My mother used the theory of tough love because that is all she knew. She was never kind to anyone, let alone anyone in the family. It just wasn’t in her to be civil. My father on the other hand was a push over and so nice it hurt. He is still going strong in his nineties. He was, however, cheap beyond belief so my mother divorced him after 25 years of fighting with him every day. My mother turned me off so badly when I was eight years old that I almost did not recover. She turned me on to the phrase look, but don’t touch and I took it to an extreme and did not touch anyone for over 24 years after that. To say I was overly sensitive was an understatement. I was and still not outgoing at all. I am an outright introvert. I live in my mind and always have.
I am the son of a granite man. I grew up in a family business that I assumed I was going to take over. I loved the wholesale monument business and still do today, but this was not enough to hold onto the business, as my father kept on socking away funds for retirement. We operated on a very small profit margin. I saw the writing on the wall and went to college and got an engineering degree along with an accounting major while I worked at granite. As predicted, my father sold his business for scrap when he was old enough to retire and I went into engineering. One of my younger brothers kept the quarry open and sold blocks. My other younger brother became an accountant. We all went to the service during the Vietnam War period. I tried to commit suicide from sheer boredom and got out on a medical.

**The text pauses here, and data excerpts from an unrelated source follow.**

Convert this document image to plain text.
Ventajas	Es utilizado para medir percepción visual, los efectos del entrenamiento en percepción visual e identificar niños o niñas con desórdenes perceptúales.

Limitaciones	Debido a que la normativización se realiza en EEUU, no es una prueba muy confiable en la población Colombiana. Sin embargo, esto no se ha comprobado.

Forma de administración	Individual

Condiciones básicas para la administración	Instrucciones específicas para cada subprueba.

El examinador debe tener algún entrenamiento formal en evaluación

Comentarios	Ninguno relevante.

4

I was very proud of being a good religious person until I went to my first adult sermon. I never went back. I became an Objectivist under the Ayn Rand philosophy until I found that no one could actually live like an Objectivist should. I was and still am very anti-social, but I did search out and marry another Objectivist. She is completely independent of me and we get along famously. I used to be good looking and fairly bright so I would spend all my time predicting what the world would do and building my ego up. I realized real soon that no one cared about my solutions or anything else I had to say so I retreated into myself.
As an engineer, I worked for DOE as a contractor. I retired form there early convinced I could make a decent living at the stock market. I started a wholesale monument firm and began cutting stone when I retired from DOE. I did okay, but I began to get very bored with it all and so I went back to work at an Air Force base using my engineering and accounting skills. I am there today, cutting stone on the weekends with my brother.